Big problems with Borderlands and Athlons.
http://gbxforums.gearboxsoftware.com/showthread.php?t=79048&page=1


----------



## McNinja (Jun 22, 2008)

*Re: Runtime Error on Launch of Badlands*

Can you list your specs?

RAM
CPU
Motherboard
Graphics Card
PSU (power supply unit)


----------



## -WOLF- (Jan 17, 2009)

*Re: Runtime Error on Launch of Badlands*



p_low said:


> Windows Vista 64 Bit Ultimate
> 4 gigs of DDR2 RAM,
> MOBO is ASUS M4A78 PLUS,
> Video Card is HIS ATI 4870,


----------



## p_low (Oct 28, 2009)

*Re: Runtime Error on Launch of Badlands*

What I ended up doing was deleting borderlands in c:/program files\steam\steamapps\common\Borderlands
and My Computer,under Documents you'll find my games Borderlands, and you see Binaries,Save Data, and WillowGame I deleted all of these ran Registry Mechanic,Auslogics Disc Defrag, and Deleted and reinstalled Physx and DirectX.After reinstalling the game once more for the 4th time it works. So theres your solution for anyone who may have this problem some day. Thanks for the support guys ^^


----------



## -WOLF- (Jan 17, 2009)

*Re: Runtime Error on Launch of Badlands*

Glad it worked.
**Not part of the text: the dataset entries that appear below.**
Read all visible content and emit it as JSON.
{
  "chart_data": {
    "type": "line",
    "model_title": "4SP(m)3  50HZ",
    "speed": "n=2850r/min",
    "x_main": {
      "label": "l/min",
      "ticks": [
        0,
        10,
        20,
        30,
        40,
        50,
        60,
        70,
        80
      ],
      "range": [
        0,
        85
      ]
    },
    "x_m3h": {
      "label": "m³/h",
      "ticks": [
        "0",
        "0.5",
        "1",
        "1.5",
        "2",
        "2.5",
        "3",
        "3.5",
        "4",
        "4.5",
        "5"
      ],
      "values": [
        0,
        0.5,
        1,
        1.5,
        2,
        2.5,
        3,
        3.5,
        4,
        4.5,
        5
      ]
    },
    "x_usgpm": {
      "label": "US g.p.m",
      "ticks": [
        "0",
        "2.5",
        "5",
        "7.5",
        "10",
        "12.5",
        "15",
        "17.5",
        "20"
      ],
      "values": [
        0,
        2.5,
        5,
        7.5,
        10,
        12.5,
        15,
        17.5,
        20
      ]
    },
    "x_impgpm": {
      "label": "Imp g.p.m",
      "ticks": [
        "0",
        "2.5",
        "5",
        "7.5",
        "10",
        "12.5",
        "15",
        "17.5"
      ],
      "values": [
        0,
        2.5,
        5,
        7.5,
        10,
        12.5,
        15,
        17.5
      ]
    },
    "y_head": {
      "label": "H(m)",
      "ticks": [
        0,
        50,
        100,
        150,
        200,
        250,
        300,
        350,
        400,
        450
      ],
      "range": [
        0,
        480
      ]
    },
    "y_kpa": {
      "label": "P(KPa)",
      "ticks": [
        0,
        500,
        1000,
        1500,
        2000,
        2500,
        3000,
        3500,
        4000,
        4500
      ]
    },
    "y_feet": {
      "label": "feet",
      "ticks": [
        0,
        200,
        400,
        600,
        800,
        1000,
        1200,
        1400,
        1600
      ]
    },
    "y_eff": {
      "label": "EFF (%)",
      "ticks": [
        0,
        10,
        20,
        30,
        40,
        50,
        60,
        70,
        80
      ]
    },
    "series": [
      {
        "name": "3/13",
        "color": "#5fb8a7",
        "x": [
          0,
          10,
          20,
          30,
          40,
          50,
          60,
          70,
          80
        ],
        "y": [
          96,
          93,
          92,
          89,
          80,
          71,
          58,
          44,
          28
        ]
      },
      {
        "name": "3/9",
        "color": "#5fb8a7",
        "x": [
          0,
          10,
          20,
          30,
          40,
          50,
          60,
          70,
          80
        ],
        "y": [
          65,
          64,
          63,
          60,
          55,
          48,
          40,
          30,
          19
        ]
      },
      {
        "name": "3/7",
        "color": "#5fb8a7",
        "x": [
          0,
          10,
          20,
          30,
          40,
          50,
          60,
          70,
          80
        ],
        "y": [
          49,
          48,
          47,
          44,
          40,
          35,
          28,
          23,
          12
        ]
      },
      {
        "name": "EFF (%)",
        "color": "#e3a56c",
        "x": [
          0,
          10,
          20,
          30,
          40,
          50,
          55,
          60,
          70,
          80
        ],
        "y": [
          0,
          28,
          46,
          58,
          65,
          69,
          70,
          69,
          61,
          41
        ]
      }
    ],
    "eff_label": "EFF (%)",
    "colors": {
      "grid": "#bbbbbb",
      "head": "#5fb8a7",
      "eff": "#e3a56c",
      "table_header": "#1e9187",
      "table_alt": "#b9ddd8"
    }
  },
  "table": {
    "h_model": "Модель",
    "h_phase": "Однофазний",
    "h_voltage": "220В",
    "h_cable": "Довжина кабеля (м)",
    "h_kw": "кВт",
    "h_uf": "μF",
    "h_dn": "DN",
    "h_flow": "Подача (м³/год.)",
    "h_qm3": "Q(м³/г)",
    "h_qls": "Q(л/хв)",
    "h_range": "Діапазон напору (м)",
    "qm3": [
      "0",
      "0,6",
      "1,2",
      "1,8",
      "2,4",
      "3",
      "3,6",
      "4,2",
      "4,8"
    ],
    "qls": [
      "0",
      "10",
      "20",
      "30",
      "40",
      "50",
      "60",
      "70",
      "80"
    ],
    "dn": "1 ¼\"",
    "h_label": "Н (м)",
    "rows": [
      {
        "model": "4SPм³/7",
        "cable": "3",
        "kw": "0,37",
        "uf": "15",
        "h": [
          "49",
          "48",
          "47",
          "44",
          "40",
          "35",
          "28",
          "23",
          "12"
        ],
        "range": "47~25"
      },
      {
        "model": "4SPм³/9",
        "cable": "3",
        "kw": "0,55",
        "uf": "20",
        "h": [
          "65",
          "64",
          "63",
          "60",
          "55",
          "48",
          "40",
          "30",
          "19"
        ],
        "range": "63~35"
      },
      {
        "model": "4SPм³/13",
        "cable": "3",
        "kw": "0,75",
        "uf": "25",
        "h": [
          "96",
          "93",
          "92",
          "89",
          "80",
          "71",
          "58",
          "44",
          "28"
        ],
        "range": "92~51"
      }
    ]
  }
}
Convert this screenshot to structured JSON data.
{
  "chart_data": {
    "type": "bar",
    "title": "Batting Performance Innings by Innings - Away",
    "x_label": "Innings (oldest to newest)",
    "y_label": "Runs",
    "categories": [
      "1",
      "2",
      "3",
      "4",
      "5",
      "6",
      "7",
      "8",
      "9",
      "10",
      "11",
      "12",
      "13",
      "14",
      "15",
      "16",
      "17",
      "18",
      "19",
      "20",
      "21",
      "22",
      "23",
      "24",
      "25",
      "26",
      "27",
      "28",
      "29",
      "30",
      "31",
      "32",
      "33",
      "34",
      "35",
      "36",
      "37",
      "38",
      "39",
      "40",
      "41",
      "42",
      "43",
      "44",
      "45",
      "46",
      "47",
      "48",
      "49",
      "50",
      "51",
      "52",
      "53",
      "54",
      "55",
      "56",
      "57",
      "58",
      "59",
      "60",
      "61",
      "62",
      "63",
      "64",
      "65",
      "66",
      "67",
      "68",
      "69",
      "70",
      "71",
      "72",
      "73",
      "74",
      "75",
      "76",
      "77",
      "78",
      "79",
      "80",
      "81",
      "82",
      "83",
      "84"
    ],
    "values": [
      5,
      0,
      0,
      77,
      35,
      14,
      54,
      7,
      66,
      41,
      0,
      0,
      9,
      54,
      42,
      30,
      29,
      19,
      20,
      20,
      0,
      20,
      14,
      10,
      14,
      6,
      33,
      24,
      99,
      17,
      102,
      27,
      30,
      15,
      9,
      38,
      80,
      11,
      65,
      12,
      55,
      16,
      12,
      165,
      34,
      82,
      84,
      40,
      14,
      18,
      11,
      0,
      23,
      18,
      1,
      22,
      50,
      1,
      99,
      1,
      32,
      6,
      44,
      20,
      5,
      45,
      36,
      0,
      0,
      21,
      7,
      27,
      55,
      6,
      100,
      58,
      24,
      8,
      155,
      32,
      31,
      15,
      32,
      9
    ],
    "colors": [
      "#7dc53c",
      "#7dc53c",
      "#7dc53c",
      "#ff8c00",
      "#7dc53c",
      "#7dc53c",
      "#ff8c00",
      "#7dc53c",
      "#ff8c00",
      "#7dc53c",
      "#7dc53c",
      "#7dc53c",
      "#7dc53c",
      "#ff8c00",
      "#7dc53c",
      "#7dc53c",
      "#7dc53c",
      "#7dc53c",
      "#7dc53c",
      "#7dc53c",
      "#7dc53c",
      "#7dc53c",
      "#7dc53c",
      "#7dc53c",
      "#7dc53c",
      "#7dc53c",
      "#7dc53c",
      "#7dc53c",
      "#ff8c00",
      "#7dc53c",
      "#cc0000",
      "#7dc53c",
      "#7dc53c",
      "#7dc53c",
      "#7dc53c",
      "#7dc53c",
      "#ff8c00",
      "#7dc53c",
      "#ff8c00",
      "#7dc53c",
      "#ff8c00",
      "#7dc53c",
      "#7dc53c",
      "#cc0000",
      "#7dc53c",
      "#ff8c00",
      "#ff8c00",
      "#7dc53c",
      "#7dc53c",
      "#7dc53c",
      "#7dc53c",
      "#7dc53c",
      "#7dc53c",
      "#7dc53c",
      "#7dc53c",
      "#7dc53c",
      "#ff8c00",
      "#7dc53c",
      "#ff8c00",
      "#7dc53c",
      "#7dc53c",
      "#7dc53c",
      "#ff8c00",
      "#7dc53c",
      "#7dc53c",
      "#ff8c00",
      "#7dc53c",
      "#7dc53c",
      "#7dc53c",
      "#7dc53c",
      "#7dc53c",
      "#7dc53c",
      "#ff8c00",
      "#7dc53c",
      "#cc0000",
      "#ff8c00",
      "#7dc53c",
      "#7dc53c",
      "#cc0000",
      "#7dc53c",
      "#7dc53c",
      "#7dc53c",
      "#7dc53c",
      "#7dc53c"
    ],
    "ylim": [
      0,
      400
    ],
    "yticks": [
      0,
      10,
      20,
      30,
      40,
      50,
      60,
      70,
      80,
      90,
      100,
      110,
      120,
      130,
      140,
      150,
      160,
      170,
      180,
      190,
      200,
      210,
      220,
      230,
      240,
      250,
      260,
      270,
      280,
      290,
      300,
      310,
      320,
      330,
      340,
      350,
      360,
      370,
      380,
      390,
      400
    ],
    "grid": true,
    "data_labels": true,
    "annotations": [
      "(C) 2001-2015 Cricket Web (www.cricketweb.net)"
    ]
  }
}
Please mark this thread as solved under thread tools, thank you.


----------



## ArcherNX420 (Aug 22, 2011)

@p_low

Just wanted to say I ran into this problem the other day, and I searched Google and yours was the only post I could find that solved this error. Just wanted to say thanks for the following up with your solution. You have at least helped one person.


----------